Modulation of lymphocyte proliferation induced by gastric MALT lymphoma-associated Helicobacter pylori strains.

BACKGROUND: Helicobacter pylori infection leads to different chronic diseases, suggesting that this bacterium can evade the host immune defense system. The ability to control lymphocyte proliferation may be a mechanism leading to the development of gastric pathologies. Our aim was to characterize the effects of mucosa-associated lymphoid tissue (MALT) associated H. pylori strains on lymphocyte proliferation.

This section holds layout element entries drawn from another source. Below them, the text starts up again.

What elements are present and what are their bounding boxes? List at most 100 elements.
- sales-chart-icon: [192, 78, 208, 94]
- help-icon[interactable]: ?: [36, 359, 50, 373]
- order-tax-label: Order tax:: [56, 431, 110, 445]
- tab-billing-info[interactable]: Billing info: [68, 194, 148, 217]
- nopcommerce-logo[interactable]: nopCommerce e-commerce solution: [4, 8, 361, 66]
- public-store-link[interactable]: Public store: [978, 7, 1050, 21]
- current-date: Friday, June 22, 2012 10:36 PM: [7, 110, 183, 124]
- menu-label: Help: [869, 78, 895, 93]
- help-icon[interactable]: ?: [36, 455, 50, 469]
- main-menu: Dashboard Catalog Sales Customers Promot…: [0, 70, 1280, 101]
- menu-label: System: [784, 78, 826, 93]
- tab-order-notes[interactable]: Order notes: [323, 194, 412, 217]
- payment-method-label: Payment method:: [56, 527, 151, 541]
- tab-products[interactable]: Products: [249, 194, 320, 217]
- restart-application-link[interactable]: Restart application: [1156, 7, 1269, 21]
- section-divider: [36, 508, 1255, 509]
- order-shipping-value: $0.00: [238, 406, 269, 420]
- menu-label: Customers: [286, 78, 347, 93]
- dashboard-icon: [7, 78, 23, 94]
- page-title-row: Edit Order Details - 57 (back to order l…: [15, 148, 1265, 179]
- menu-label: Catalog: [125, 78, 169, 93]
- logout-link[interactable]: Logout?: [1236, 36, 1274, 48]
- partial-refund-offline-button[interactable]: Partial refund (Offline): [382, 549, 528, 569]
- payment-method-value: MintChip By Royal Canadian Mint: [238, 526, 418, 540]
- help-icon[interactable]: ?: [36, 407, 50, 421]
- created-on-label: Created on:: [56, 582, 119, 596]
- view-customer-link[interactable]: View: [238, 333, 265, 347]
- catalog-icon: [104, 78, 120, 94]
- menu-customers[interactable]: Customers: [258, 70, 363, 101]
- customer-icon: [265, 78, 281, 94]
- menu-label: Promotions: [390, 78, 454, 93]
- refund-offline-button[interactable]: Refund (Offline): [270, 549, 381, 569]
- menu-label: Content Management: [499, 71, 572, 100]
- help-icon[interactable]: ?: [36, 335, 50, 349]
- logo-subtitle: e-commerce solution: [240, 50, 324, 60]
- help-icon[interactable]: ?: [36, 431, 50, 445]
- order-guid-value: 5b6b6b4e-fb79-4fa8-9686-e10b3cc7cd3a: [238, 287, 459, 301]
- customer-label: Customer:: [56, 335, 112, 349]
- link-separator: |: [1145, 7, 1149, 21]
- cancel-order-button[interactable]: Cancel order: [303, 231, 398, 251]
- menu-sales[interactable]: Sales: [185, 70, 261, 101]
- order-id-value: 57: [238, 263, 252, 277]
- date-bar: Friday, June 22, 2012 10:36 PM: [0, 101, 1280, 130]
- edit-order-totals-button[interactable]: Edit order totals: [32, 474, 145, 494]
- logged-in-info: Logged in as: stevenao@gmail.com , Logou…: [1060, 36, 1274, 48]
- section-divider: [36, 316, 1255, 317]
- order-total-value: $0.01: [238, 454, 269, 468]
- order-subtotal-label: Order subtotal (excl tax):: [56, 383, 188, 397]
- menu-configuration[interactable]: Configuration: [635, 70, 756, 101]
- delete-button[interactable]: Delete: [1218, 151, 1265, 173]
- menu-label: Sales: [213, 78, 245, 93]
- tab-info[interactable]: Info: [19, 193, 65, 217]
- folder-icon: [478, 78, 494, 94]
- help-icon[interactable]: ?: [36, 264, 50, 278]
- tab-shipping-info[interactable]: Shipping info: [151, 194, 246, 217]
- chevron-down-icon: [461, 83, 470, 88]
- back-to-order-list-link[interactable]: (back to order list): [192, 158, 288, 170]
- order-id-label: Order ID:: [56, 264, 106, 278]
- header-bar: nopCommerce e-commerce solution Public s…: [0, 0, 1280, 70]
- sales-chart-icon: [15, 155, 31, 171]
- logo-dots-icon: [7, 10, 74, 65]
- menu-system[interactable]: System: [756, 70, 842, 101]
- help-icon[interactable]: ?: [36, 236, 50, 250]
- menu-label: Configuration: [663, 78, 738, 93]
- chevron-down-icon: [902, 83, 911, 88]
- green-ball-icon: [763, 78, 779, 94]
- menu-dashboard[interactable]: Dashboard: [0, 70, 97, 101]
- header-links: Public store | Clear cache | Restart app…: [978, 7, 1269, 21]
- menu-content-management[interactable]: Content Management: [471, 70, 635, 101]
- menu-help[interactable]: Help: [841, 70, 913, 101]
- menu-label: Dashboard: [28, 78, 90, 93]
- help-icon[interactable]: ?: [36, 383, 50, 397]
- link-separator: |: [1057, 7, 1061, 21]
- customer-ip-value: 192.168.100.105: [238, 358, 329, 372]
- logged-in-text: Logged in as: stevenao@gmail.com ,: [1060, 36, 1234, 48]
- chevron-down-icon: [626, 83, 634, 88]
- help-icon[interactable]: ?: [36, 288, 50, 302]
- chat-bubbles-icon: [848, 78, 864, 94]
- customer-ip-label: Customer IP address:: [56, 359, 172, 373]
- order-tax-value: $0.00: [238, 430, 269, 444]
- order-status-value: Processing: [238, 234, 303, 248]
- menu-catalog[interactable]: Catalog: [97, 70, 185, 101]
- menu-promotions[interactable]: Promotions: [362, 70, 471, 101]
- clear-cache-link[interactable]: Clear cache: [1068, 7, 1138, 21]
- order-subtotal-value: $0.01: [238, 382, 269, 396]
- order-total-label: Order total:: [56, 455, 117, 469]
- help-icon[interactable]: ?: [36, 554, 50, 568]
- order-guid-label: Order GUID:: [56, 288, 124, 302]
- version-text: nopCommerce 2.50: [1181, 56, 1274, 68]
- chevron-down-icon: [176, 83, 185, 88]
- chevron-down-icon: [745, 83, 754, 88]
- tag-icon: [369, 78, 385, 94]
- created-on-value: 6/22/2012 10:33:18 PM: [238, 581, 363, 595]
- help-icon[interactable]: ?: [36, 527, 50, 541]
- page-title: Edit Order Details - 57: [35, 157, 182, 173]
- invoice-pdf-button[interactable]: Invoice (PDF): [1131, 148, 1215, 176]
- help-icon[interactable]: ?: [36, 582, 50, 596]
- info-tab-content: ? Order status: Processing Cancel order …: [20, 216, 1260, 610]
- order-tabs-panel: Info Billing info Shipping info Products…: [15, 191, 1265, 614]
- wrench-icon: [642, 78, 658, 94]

MATERIALS AND METHODS: We measured the in vitro proliferation of human lymphocytes originally from blood or tonsil samples in the presence or absence of viable bacteria or lysates.
RESULTS: We showed that MALT lymphoma-associated strains are not likely to be directly responsible for anarchical B-cell proliferation in vitro. On the other hand, proliferation of prestimulated T lymphocytes was abolished in vitro by the presence of all H. pylori strains, whether associated with MALT lymphoma or not.
CONCLUSION: Inhibition of T-cell proliferation may be of major importance in the gastric colonization and in the persistence of the infection. Furthermore, this inhibition may favor anarchical B-cell proliferation in vivo and predispose the host to gastric MALT lymphoma, whereas MALT-associated H. pylori strains do not appear to possess a specific capability to directly stimulate B-lymphocyte proliferation.